The Talmud identifies certain unions which can never be legally recognized through kiddushin — unions between a Jewish person and a non-Jewish person, or between a free Jewish person and an enslaved person. Kiddushin within such a relationship simply doesn’t work, and no rabbinically recognized marriage takes effect. Someone whose kiddushin did not take effect is considered still single and can, in theory, go on and be halakhically betrothed to someone with whom they can perform kiddushin, even while in a (non-halakhic) marriage to someone else.
But it’s not enough for the rabbis to simply define the parameters of kiddushin, the project on today’s daf is to root those parameters within the Torah itself:
From where do we derive that betrothal with a gentile woman is ineffective? The verse states: “Neither shall you make marriages with them.” (Deuteronomy 7:3)

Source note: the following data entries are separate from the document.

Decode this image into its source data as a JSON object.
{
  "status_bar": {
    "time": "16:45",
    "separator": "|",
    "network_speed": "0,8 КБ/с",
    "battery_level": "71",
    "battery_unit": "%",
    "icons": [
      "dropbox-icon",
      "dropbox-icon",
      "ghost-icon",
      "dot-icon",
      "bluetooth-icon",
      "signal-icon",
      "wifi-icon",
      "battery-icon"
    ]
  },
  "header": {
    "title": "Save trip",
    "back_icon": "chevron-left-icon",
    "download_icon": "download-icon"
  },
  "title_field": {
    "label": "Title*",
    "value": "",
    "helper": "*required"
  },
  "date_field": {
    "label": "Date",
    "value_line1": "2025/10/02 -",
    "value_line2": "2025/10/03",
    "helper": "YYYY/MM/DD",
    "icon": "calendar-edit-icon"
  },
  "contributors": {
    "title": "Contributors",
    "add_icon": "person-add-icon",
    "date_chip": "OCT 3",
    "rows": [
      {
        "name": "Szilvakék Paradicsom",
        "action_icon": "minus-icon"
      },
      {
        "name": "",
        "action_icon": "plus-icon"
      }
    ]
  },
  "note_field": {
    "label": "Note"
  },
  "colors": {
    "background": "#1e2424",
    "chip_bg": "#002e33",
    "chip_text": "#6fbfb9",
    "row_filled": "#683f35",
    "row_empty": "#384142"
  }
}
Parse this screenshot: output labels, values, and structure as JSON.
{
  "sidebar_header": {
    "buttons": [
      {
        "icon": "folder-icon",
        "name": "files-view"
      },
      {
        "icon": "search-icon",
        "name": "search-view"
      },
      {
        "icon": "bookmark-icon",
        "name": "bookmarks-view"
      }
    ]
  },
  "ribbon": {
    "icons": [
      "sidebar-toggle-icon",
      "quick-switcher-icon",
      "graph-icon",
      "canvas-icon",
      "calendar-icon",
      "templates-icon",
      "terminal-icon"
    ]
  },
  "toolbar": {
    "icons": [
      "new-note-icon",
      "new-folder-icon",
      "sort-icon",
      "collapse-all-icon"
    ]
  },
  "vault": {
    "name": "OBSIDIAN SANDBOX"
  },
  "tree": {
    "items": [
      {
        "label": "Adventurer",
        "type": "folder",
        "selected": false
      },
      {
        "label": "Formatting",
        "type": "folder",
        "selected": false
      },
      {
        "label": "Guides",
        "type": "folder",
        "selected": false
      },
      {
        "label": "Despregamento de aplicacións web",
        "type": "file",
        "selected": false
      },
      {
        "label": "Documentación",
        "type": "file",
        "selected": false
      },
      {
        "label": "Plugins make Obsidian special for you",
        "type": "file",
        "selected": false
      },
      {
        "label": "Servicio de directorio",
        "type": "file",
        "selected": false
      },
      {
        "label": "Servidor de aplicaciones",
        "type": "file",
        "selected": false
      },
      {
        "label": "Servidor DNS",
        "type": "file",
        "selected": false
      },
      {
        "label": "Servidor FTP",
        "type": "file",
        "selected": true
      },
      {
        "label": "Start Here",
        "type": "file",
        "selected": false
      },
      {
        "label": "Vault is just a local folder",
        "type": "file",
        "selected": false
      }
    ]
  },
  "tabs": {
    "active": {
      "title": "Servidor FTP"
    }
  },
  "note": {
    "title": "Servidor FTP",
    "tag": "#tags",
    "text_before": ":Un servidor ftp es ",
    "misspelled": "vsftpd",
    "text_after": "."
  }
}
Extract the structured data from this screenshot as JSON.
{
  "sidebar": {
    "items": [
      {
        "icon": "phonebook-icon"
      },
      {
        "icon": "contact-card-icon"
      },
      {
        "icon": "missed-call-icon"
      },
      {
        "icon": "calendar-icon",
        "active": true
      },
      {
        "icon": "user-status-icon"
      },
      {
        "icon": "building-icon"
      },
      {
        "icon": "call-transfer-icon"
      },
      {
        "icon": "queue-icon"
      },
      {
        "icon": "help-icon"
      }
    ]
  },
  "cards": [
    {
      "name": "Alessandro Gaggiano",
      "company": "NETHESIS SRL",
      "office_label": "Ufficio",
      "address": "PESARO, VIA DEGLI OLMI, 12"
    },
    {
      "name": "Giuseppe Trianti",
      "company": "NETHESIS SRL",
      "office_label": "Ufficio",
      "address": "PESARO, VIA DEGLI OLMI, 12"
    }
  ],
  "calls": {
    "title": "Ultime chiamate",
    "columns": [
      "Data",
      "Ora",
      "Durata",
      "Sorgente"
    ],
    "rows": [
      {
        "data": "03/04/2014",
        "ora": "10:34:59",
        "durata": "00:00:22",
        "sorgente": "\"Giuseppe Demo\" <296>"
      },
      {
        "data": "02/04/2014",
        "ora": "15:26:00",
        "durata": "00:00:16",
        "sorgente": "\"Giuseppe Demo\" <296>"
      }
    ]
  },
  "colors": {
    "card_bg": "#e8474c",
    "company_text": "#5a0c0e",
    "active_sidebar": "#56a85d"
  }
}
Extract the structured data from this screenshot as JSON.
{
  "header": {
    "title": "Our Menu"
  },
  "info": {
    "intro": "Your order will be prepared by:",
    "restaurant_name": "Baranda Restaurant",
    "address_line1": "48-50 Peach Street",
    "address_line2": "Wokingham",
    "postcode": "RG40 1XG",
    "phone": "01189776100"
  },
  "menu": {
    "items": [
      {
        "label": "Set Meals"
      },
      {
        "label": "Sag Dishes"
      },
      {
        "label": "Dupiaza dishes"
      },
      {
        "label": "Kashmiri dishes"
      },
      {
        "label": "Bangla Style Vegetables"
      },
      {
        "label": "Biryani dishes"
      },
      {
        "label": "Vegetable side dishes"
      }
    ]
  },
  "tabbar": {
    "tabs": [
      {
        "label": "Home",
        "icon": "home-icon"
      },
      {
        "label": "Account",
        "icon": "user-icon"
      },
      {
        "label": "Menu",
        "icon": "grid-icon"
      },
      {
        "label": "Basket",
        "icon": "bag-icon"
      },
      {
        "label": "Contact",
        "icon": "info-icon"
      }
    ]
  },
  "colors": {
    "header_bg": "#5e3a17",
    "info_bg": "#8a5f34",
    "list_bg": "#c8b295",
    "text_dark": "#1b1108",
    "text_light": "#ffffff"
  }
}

The rabbis read this verse not as prescriptive (you should not do this) but as descriptive (you legally can’t do this). But the verse in Deuteronomy 7 comes in the specific context of Moses’ speech to Israel about the seven Canaanite nations (and, as we mentioned yesterday, there were no Canaanites in the rabbinic period). So how then do the rabbis expand this idea to all non-Jews?
From where do we derive that betrothal does not take effect with the other nations? The verse states: “For he will turn away your son from following Me,” to include all those who might turn a child away.
The Talmud suggests that we extrapolate from the verse in Deuteronomy that kiddushin is ineffective with anyone who might turn their child away from Judaism and the Jewish worship of God.
This works out well according to Rabbi Shimon, who expounds the reason for the verse. But according to the opinion of the rabbis, what is the reason?
The rabbis, apart from Rabbi Shimon, apparently don’t connect the first and second halves of Deuteronomy 7:3 in this way. And yet, the Talmud assumes that the rabbis, too, would see kiddushin between a Jewish person and any non-Jewish person as ineffective. But why? The Talmud turns to the biblical discussion of the beautiful captive woman — a woman who is not from the seven Canaanite nations but is also not Jewish for evidence:
The verse states: “And after that you may go in to her and be her husband, and she shall be your wife.” (Deuteronomy 21:13) By inference that at the outset betrothal would not take effect with her.
The rabbis ultimately agree with Rabbi Shimon that rabbinic betrothal between a Jew and a non-Jew just doesn’t work. But in their different rationales, they open up two different sets of questions for modern readers:
If the evidence is based on the Torah’s discussion of a limited and troubling case of female captives during wartime, how should we think about relationships between equals in times of peace?
If the concern is one of raising Jewish children, how should we think about the growing body of evidence for continued Jewish identity in intermarried families?
Ultimately, the Talmud’s discussion makes clear that whatever the concern, such an act of kiddushin is ineffective. But in its halakhic back and forth, it challenges us to explore more fully both the purposes of kiddushin, and its limits.